For commands not understood I would typically mute (i.e. not send a response). For commands per T2T protocols I would then return a 4bit NACK (e.g. the mentioned 0000).

Could be that you are not handling the Removal Procedure of the phone correctly. I would assume a HLTA->WUPA sequence. With the HLTA your software needs to issue the GOTO_SLEEP direct command. But also many other things which might happen. With the little information you are essentially blind.

Ulysses

Understood, thanks. I improved some of the state transitions and resolved a hardware issue that was affecting the antenna range and now I can read pretty consistently with a Pixel 6a, but not with a Galaxy Fold or iPhone.

Also, a few questions on the ST25R3916 Discovery GUI, as the user manual doesn't go into detail:

  • In the "Polling" tab, my device does not show up as a found tag. However, if I uncheck "Ignore tag fragments", it does show up. What is a tag fragment, and how does it differ from a full tag?
  • In the "ISO 14443A" tab, when I send a REQA, it responds "no anticollision, ATQA: 0044, REQA[NotSupported]". Is this saying that anticollision does not occur despite getting the ATQA?
  • In the "NFC Type 2" tab, I also get a "NotSupported" error. What does that mean specifically?

Hi,

Inside the ATQA there are fields where a tag should indicate if bitwise anticollision is supported. I think you swapped the bytes in your ATQA, should be 4400, the 44h should be transmitted first.

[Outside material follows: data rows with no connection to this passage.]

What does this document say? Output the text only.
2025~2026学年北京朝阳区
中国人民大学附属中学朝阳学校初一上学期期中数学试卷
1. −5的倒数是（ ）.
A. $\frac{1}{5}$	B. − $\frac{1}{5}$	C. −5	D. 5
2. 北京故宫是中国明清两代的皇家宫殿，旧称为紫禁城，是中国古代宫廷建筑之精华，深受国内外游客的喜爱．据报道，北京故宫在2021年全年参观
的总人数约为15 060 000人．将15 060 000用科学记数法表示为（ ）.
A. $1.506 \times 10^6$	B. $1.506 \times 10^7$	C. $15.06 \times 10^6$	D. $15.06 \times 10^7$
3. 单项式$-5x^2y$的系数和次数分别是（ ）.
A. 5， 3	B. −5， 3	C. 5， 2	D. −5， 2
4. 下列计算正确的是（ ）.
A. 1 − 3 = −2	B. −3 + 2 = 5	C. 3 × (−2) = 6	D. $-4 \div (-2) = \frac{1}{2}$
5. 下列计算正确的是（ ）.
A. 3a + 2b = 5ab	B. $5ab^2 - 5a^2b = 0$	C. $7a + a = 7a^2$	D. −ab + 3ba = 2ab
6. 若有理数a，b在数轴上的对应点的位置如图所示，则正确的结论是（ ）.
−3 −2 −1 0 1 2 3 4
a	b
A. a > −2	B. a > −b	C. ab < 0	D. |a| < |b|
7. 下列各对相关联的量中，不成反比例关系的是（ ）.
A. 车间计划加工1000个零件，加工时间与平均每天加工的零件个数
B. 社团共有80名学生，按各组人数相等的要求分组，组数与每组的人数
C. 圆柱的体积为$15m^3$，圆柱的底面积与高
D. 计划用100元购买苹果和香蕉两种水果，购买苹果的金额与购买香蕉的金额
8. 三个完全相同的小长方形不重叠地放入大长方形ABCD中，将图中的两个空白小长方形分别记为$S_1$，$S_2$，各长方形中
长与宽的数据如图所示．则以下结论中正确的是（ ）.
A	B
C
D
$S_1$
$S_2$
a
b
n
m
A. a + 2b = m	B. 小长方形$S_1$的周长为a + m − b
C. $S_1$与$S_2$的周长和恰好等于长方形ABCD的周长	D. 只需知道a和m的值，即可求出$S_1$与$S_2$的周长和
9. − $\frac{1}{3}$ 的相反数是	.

So it is showing it as a tag fragment as no UID could be received.

BR, Ulysses

 

 

Well, this is embarrassing, but that was it. I messed around with ATQA order when I was initially populating PT_MEM because I wasn't sure which went first, but I had left it alone since then.

Now it works with all three test phones: Pixel 6a, Galaxy Fold4, iPhone 14. (Flipper Zero seems to break something, but that's likely because it doesn't respect the tag information as part of anticollision since it's just a hobbyist device.)

Question on the documentation, then. The NFC Forum Digital Protocol specifies Byte 1 of the SENS_RES/ATQA as the one with size (0x44), and Byte 2 as T1T stuff (0x00). The ST25R3916 datasheet specifies that the SENS_RES is bytes 10 and 11, but in the order [2:1]. I interpreted this as meaning 0x00 goes first, then 0x44. Is that the incorrect interpretation, or is the datasheet wrong?

LltWc_0-1728416166320.png

 

Hi,

 

I think no order swap was intended in the text here and it just goes naturally out: Byte 10 being the first ATQA byte and byte 11 being the second ATQA byte. 

I admit that this detail is not well written on the doc.